Um passeio noturno por Veneza

Cheguei à estação de Santa Lucia por volta da meia-noite. O vento soprava languidamente no canal e os candeeiros de ferro fundido projetavam um feixe prateado nas águas turvas do Grande Canal. Diante de mim, erguia-se a igreja de San Simeone Piccolo com a sua magnífica cúpula verde-bronze. Contemplei o seu frontão de gosto neoclássico. Admirei o jogo de sombras das colunas de feição coríntia e a escadaria de mármore carcomida pela impiedade do tempo. Deixei-me levar pela melancolia, pela placidez do momento. Senti uma estranha harmonia à minha volta. Estava em Veneza.

Tinha como destino o hotel Gorizia a La Valigia, perto da praça de São Marcos. Estava exausto, desejoso de uma cama de lençóis de seda, mas o caminho era longo. Pela frente tinha alguns quilómetros, dezenas de pontes, fondamentas, ruas sinuosas, vielas, becos, quelhas, congostas, passadiços e canais. Não é fácil calcorrear a Sereníssima. Orientei-me pelas placas «Per S. Marco» como se fosse um peregrino jacobeu em busca das vieiras amarelas. As placas «Per S. Marco», «Per Rialto», «All’  Academia» e «Alla Ferrovia» salvam qualquer forasteiro desorientado do labirinto veneziano. O meu passo era lento; o fôlego ofegante. O silêncio de Veneza remeteu-me para uma introspeção reconfortante, ingénua e romântica, mas o lânguido marulhar das correntes do Grande Canal deixou-me inquieto.  Ouvia-se o estalar da madeira das gôndolas e das balsas amarradas aos cais. E, ao longe, ecoavam os brados dos turistas ébrios que cambaleavam à saída das tabernas. Vieram-me à memória as descrições da Sereníssima de Claudio Magris, Jan Morris e Javier Marías.
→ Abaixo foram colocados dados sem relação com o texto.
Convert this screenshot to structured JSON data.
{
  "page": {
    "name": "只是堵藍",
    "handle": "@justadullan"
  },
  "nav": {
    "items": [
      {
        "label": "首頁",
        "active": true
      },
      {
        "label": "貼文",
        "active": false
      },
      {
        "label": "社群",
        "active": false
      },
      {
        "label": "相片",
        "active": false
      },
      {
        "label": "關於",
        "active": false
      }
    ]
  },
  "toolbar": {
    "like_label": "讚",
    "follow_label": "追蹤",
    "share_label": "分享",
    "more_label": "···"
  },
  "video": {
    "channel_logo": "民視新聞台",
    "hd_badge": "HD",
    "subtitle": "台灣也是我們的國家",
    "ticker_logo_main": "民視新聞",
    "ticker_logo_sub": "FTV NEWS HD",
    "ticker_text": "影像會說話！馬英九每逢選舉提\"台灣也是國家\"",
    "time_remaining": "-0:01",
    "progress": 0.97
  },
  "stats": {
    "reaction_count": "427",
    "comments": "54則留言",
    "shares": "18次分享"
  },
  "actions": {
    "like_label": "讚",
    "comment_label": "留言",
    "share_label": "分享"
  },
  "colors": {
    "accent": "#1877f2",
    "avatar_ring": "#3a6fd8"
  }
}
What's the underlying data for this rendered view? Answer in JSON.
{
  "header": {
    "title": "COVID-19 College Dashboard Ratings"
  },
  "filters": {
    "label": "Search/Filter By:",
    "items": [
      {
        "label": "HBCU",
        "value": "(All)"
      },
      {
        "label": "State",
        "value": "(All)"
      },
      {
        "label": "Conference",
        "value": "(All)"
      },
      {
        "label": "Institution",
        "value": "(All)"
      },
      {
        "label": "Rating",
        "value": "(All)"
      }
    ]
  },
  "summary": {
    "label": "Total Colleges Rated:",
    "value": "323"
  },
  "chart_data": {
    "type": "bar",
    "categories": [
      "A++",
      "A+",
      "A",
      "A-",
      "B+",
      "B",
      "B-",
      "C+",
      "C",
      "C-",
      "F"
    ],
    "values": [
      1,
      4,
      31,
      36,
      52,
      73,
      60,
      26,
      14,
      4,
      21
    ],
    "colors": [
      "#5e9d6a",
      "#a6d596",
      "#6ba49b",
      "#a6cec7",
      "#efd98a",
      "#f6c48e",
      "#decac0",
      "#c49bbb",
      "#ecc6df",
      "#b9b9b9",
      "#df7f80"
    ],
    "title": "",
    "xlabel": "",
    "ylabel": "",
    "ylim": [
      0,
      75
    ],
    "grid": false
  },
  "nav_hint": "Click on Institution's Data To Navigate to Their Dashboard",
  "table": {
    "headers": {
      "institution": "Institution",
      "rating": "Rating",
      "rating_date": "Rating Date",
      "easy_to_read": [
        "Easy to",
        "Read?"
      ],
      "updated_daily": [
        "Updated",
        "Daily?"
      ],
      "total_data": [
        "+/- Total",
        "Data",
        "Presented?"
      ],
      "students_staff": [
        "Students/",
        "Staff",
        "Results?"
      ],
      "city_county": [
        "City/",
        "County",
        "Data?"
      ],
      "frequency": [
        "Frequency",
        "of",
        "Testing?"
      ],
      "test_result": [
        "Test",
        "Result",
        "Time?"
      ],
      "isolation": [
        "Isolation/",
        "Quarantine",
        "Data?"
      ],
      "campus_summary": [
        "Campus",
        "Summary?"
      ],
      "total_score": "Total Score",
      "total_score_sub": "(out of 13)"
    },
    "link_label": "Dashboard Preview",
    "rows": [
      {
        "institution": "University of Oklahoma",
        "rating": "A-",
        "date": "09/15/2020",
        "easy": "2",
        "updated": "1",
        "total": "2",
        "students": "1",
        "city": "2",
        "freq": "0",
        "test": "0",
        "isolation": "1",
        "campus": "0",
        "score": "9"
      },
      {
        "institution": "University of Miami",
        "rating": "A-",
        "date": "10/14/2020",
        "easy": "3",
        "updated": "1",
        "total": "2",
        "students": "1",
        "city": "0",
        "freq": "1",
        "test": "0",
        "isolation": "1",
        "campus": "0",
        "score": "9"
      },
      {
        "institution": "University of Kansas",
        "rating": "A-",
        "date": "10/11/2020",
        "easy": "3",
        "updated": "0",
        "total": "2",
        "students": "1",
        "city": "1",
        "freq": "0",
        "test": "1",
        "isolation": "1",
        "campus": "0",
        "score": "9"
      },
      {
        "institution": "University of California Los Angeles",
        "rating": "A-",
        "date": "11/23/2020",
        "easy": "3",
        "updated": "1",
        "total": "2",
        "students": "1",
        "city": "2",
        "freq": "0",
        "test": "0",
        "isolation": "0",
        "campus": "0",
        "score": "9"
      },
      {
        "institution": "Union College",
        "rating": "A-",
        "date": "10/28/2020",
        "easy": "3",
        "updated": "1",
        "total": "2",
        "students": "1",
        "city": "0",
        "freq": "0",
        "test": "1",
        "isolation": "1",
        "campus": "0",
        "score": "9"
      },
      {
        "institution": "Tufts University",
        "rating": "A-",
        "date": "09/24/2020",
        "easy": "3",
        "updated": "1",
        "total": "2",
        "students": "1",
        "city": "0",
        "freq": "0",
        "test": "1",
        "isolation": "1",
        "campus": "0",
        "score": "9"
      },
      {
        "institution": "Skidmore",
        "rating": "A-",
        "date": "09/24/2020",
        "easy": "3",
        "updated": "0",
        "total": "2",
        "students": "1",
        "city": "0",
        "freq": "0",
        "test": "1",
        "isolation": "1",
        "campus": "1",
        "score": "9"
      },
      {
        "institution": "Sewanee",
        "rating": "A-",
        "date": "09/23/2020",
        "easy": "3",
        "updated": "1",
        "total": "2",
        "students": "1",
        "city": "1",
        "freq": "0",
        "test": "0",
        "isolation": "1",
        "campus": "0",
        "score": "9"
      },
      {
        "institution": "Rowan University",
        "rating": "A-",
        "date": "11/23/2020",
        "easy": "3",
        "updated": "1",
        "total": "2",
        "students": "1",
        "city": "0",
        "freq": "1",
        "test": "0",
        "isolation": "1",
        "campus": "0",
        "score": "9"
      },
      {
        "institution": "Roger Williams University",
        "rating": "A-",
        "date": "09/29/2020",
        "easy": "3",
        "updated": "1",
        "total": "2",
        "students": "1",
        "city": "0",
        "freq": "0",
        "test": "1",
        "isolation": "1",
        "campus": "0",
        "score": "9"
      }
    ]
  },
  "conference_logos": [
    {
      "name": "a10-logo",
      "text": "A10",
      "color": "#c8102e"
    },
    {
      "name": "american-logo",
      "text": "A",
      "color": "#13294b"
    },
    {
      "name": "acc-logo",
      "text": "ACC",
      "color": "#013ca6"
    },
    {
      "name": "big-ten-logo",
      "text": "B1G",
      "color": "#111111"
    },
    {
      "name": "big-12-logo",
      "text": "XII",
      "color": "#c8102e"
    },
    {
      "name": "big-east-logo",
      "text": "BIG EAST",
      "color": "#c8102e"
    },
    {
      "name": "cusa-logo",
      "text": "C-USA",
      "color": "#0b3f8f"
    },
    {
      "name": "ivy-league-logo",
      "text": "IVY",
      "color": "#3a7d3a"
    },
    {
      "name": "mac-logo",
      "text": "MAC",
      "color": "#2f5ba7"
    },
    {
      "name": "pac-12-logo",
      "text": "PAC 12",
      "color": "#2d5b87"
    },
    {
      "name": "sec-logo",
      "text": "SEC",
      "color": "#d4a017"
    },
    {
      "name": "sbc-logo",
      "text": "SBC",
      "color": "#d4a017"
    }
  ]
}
Atravessei todo o sestiere (distrito) de Cannaregio, sem nunca me afastar do Grande Canal, a artéria aorta de Veneza. Sempre que atravessava uma ponte dava por mim a fitar os palazzi venezianos, imaginando o quotidiano romanesco de quem lá vive. As janelas bíforas e tríforas de gosto bizantino; as portadas enegrecidas; os recantos brumosos; os ornamentos góticos e renascentistas; os pináculos rendilhados; os silhares de pedra da Ístria; as chaminés altas e esguias; as luzes tépidas dos candeeiros que ladeiam os passeios… A Veneza noturna oferece-nos um espetáculo visual único e irreplicável. Esta cidade não suscita reminiscências de outros sítios e convida o espectador a um exercício de introspeção vagarosa. Há uma estranha sensação de isolamento interior que nos assola; que nos reconforta; que nos transporta para um lugar sentimental alheio à barbárie. Revejo-me nas palavras de Javier Marías. Em Veneza, Um Interior escreveu: «A cidade muda totalmente de noite. […] e à medida que as horas avançam Veneza vai ficando cada vez mais deserta e mais possuída pelos sons individuais. O ruído dos passos cruza-se com o bater da água e a aparência de cenário de qualquer recanto acentua-se, pois nenhum cenário o parece tanto como quando não tem ação e está vazio».

Cheguei finalmente ao hotel Gorizia a La Valigia estafado. A aventura no labirinto veneziano foi desgastante, mas o meu «passeio noturno» pela Sereníssima limpou o meu espírito. O silêncio da lagoa embalou-me. A bruma da cidade trouxe-me leveza. O panorama marítimo veneziano – sedoso e onírico – propiciou a renovação de votos com a minha solitude. Naquela noite de verão veneziana, pude ouvir o ruído da vida e escutar o silêncio da alma.